There are a couple of “sexy” aspects to the transportation debate – the environment, and national security.
Reducing oil consumption is at the heart of almost all high level conversations about transportation systems in America, and so to it is one of the BPC’s five core goals.
“One of the failures of the current system is that it doesn’t link transportation policy to energy security and climate change,” said Steve Marshall from the Cascadia Center for Regional Development. “97 percent of our transportation is fueled by oil. People literally do not have a choice. If you want to get from here to there, you have to burn oil.”
“We depend on imported oil for 60 percent of our total consumption,” Marshall said. “That’s $1 billion dollars a day during the peaks. You compare that to a stimulus investment of $700 billion over three years. A comprehensive investment in plug-in technology would amount to three days investment in foreign oil.”
In the audience, city of Everett councilman Paul Roberts asked how an increase in electricity use would impact the electricity grid.
“Will we need to look at retrofitting cities?” he asked.
Marshall replied that predictions on what increasing electric car use would do to power grids varied, “depending on how bullish your projections are.”

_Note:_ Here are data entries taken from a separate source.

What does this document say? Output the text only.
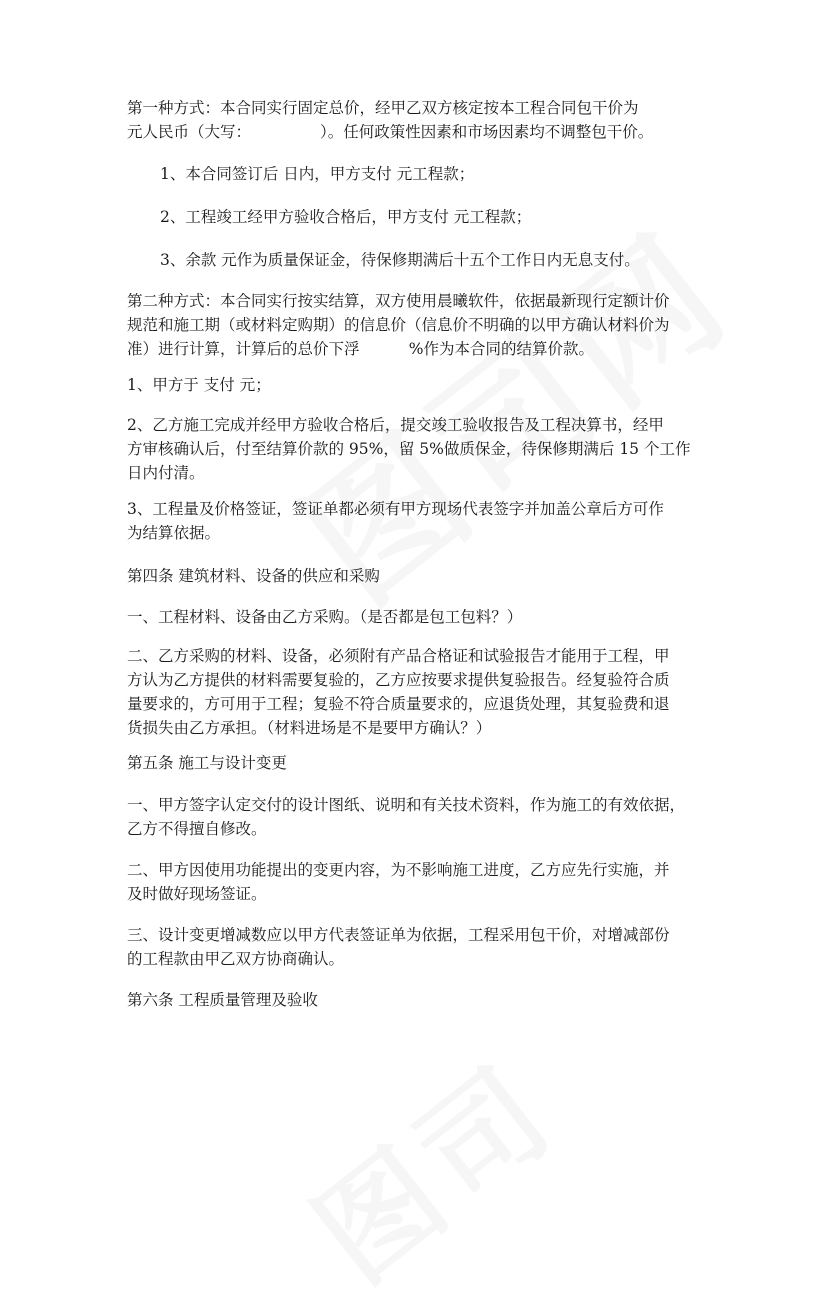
第一种方式：本合同实行固定总价，经甲乙双方核定按本工程合同包干价为
元人民币（大写：              ）。任何政策性因素和市场因素均不调整包干价。

1、本合同签订后 日内，甲方支付 元工程款；

2、工程竣工经甲方验收合格后，甲方支付 元工程款；

3、余款 元作为质量保证金，待保修期满后十五个工作日内无息支付。

第二种方式：本合同实行按实结算，双方使用晨曦软件，依据最新现行定额计价
规范和施工期（或材料定购期）的信息价（信息价不明确的以甲方确认材料价为
准）进行计算，计算后的总价下浮          %作为本合同的结算价款。

1、甲方于 支付 元；

2、乙方施工完成并经甲方验收合格后，提交竣工验收报告及工程决算书，经甲
方审核确认后，付至结算价款的 95%，留 5%做质保金，待保修期满后 15 个工作
日内付清。

3、工程量及价格签证，签证单都必须有甲方现场代表签字并加盖公章后方可作
为结算依据。

第四条 建筑材料、设备的供应和采购

一、工程材料、设备由乙方采购。（是否都是包工包料？）

二、乙方采购的材料、设备，必须附有产品合格证和试验报告才能用于工程，甲
方认为乙方提供的材料需要复验的，乙方应按要求提供复验报告。经复验符合质
量要求的，方可用于工程；复验不符合质量要求的，应退货处理，其复验费和退
货损失由乙方承担。（材料进场是不是要甲方确认？）

第五条 施工与设计变更

一、甲方签字认定交付的设计图纸、说明和有关技术资料，作为施工的有效依据，
乙方不得擅自修改。

二、甲方因使用功能提出的变更内容，为不影响施工进度，乙方应先行实施，并
及时做好现场签证。

三、设计变更增减数应以甲方代表签证单为依据，工程采用包干价，对增减部份
的工程款由甲乙双方协商确认。

第六条 工程质量管理及验收
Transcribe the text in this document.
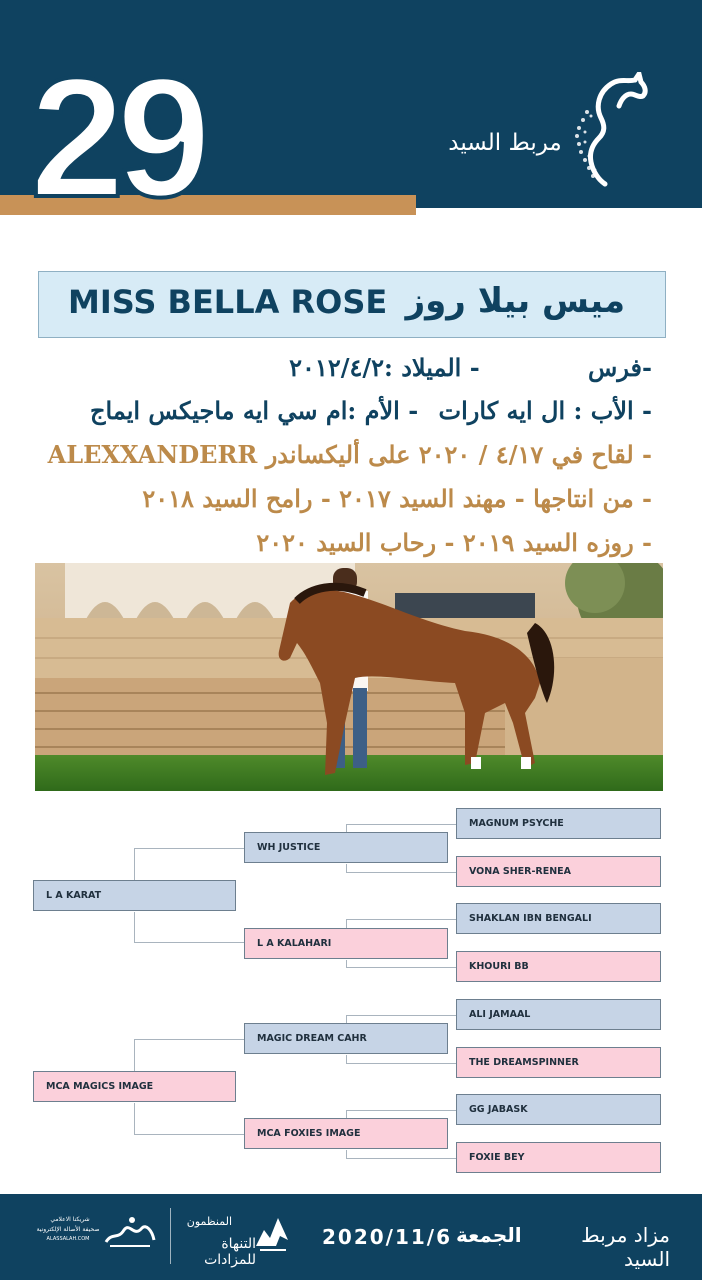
29	مربط السيد
MISS BELLA ROSE ميس بيلا روز
-فرس - الميلاد :٢٠١٢/٤/٢
- الأب : ال ايه كارات - الأم :ام سي ايه ماجيكس ايماج
- لقاح في ٤/١٧ / ٢٠٢٠ على أليكساندر ALEXXANDERR
- من انتاجها - مهند السيد ٢٠١٧ - رامح السيد ٢٠١٨
- روزه السيد ٢٠١٩ - رحاب السيد ٢٠٢٠
L A KARAT
MCA MAGICS IMAGE
WH JUSTICE
L A KALAHARI
MAGIC DREAM CAHR
MCA FOXIES IMAGE
MAGNUM PSYCHE
VONA SHER-RENEA
SHAKLAN IBN BENGALI
KHOURI BB
ALI JAMAAL
THE DREAMSPINNER
GG JABASK
FOXIE BEY
مزاد مربط السيد
الجمعة
2020/11/6
المنظمون
التنهاة للمزادات
شريكنا الاعلامي
صحيفة الأصالة الإلكترونية
ALASSALAH.COM
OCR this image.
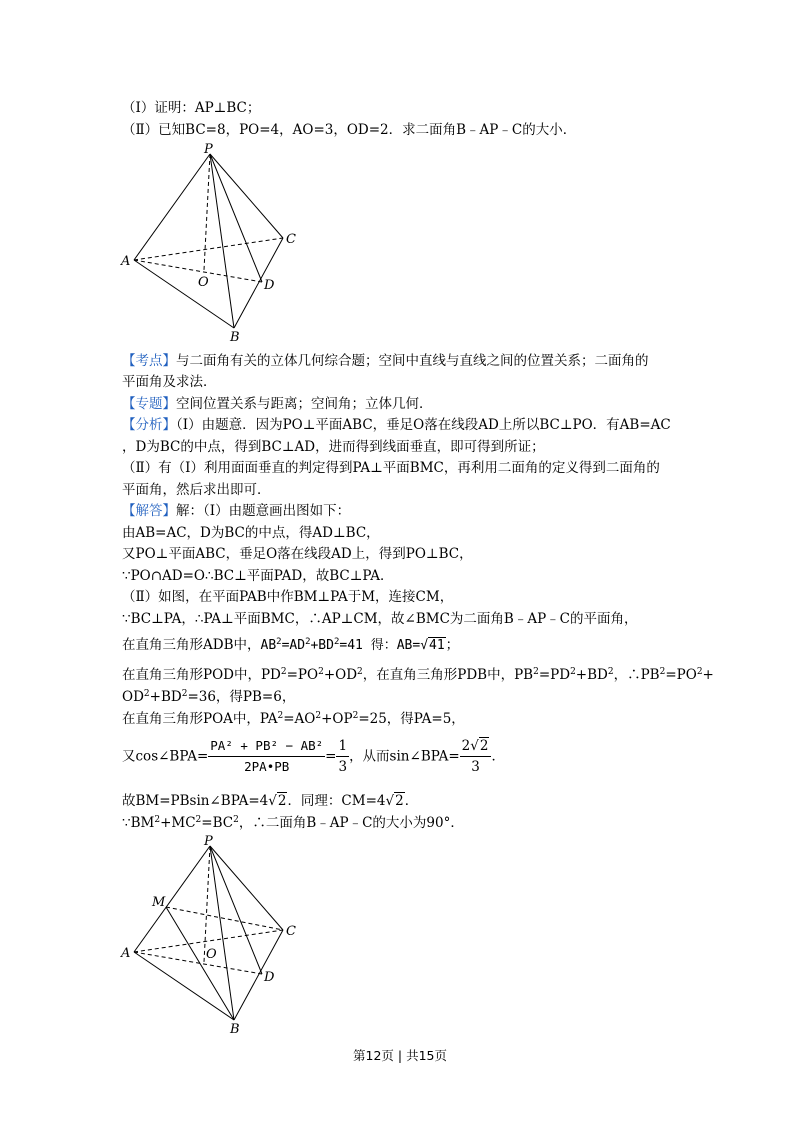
（Ⅰ）证明：AP⊥BC；
（Ⅱ）已知BC=8，PO=4，AO=3，OD=2．求二面角B﹣AP﹣C的大小．
P
A
B
C
D
O
【考点】与二面角有关的立体几何综合题；空间中直线与直线之间的位置关系；二面角的
平面角及求法．
【专题】空间位置关系与距离；空间角；立体几何．
【分析】（Ⅰ）由题意．因为PO⊥平面ABC，垂足O落在线段AD上所以BC⊥PO．有AB=AC
，D为BC的中点，得到BC⊥AD，进而得到线面垂直，即可得到所证；
（Ⅱ）有（Ⅰ）利用面面垂直的判定得到PA⊥平面BMC，再利用二面角的定义得到二面角的
平面角，然后求出即可．
【解答】解：（Ⅰ）由题意画出图如下：
由AB=AC，D为BC的中点，得AD⊥BC，
又PO⊥平面ABC，垂足O落在线段AD上，得到PO⊥BC，
∵PO∩AD=O∴BC⊥平面PAD，故BC⊥PA．
（Ⅱ）如图，在平面PAB中作BM⊥PA于M，连接CM，
∵BC⊥PA，∴PA⊥平面BMC，∴AP⊥CM，故∠BMC为二面角B﹣AP﹣C的平面角，
在直角三角形ADB中，$AB^2=AD^2+BD^2=41$ 得：AB=√41；
在直角三角形POD中，$PD^2=PO^2+OD^2$，在直角三角形PDB中，$PB^2=PD^2+BD^2$，$\therefore PB^2=PO^2+$
$OD^2+BD^2=36$，得PB=6，
在直角三角形POA中，$PA^2=AO^2+OP^2=25$，得PA=5，
又cos∠BPA= $\frac{\text{PA² + PB² − AB²}}{2PA•PB} = \frac{1}{3}$ ，从而sin∠BPA= $\frac{2√2}{3}$ ．
故BM=PBsin∠BPA=4√2．同理：CM=4√2．
$\because BM^2+MC^2=BC^2$，∴二面角B﹣AP﹣C的大小为90°．
P
M
A
B
C
D
O
第12页 | 共15页
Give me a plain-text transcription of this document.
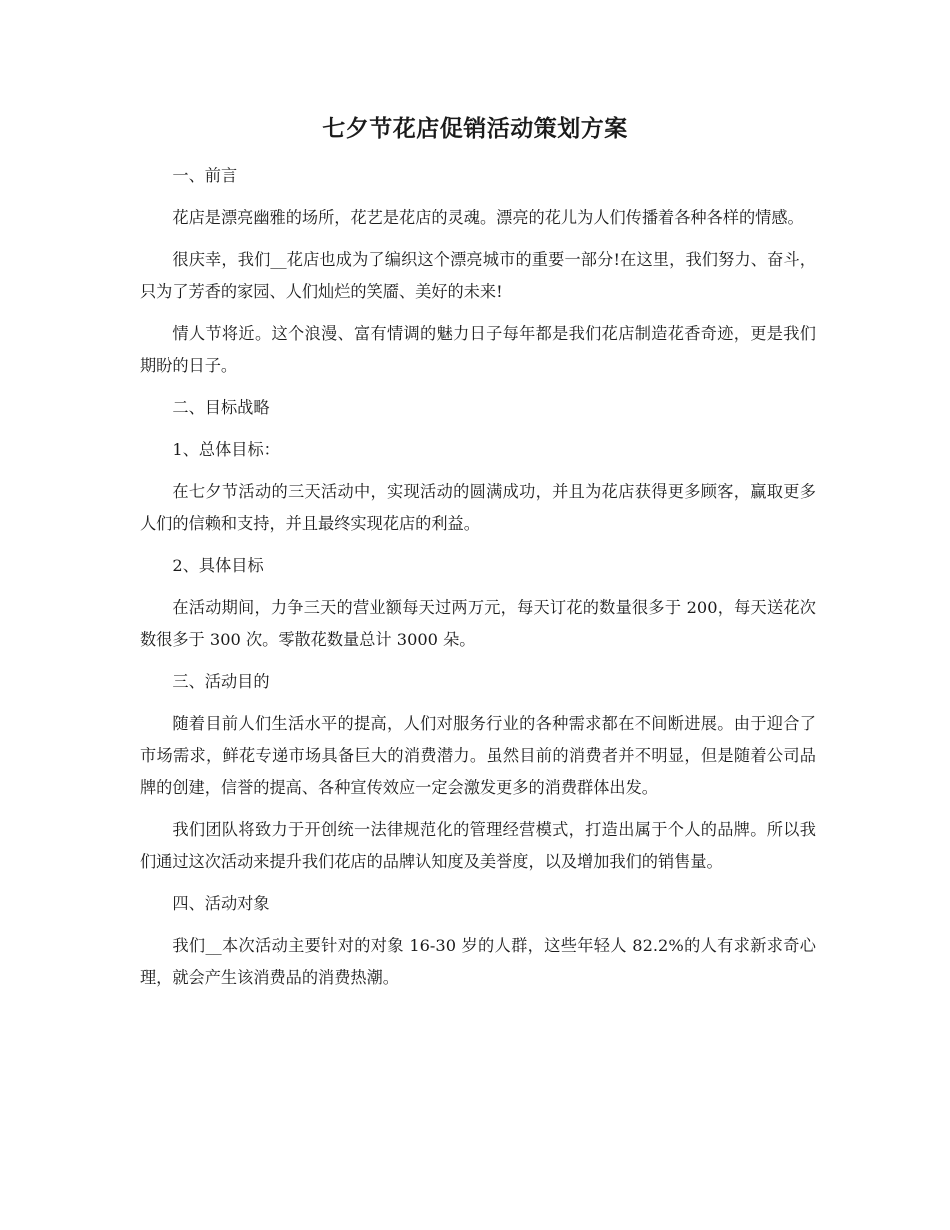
七夕节花店促销活动策划方案
一、前言
花店是漂亮幽雅的场所，花艺是花店的灵魂。漂亮的花儿为人们传播着各种各样的情感。
很庆幸，我们__花店也成为了编织这个漂亮城市的重要一部分!在这里，我们努力、奋斗，只为了芳香的家园、人们灿烂的笑靥、美好的未来!
情人节将近。这个浪漫、富有情调的魅力日子每年都是我们花店制造花香奇迹，更是我们期盼的日子。
二、目标战略
1、总体目标：
在七夕节活动的三天活动中，实现活动的圆满成功，并且为花店获得更多顾客，赢取更多人们的信赖和支持，并且最终实现花店的利益。
2、具体目标
在活动期间，力争三天的营业额每天过两万元，每天订花的数量很多于 200，每天送花次数很多于 300 次。零散花数量总计 3000 朵。
三、活动目的
随着目前人们生活水平的提高，人们对服务行业的各种需求都在不间断进展。由于迎合了市场需求，鲜花专递市场具备巨大的消费潜力。虽然目前的消费者并不明显，但是随着公司品牌的创建，信誉的提高、各种宣传效应一定会激发更多的消费群体出发。
我们团队将致力于开创统一法律规范化的管理经营模式，打造出属于个人的品牌。所以我们通过这次活动来提升我们花店的品牌认知度及美誉度，以及增加我们的销售量。
四、活动对象
我们__本次活动主要针对的对象 16-30 岁的人群，这些年轻人 82.2%的人有求新求奇心理，就会产生该消费品的消费热潮。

He said that the keys would be creating a usage system that took advantage of off-peak times, at night, and spreading the points geographically.
“But utilities move slowly, transportation systems move slowly,” Marshall said. “We need to start now so we don’t have this problem 10 or 15 years down the road.”
From the locals
Senator Haugen, while supportive of a nationwide focus on transportation planning, tempered the meeting’s optimism with some caveats.
“It is vital that the federal and state efforts compliment each other – that’s a no-brainer,” she said. “You are calling for performance audits, but they cost money. We need to make sure this doesn’t cause a lot of extra paperwork at the state level. Money from the federal level comes with tight strings. There needs to be more flexibility with the money we receive, at the state and local level.”
Senator Haugen, who lives on Camino Island, said that the goals identified in the BPC plan were in line with the state’s.
“Our first priority is preservation – we need to maintain our existing system,” she said. “The environment is a priority for the state of Washington too.”
Senator Haugen warned, however, that adopting carbon emission reduction programs like that in California would reduce revenue by $90 million by 2010.
Joni Earl and Paula Hammond both said they would be watching very closely to see how any new legislation proposed prioritizing which projects were funded.
What it boils down to is, do you fund projects in a certain area because they are doing the worst? Because their performance/congestion/safety is poor?
Or do you reward well-functioning systems, applauding them for high performance with money?
Under the BPC plan, while states will still receive “formula funding,” meaning pre-prescibed funding based on population and perceived need, there will be a growing emphasis on competitive funding, rewarding the brightest and the best ideas.
“I am not a big fan of the stick, I like the carrot better,” Hammond said. “This might a turning point to incentivize the way we fund transportation projects.”
Earl referred to the “modal wars” in the state – rail vs. road – and said that Sound Transit was very used to competing for money in this parochial and sometimes belligerent environment.
She would know. Earl who is widely credited with bring Sound Transit back from the brink of obscurity and securing the funding for the first phase of the Puget Sound area light rail system which opened recently.
“Performance criteria is important and integral,” she said. “We are not afraid of performance criteria at all. But competitive dollars are very speculative, and it makes planning very difficult.”
Late in September, the BPC will take their traveling show to the Detroit Regional Chamber of Commerce, one of a number of stops in major cities around the nation.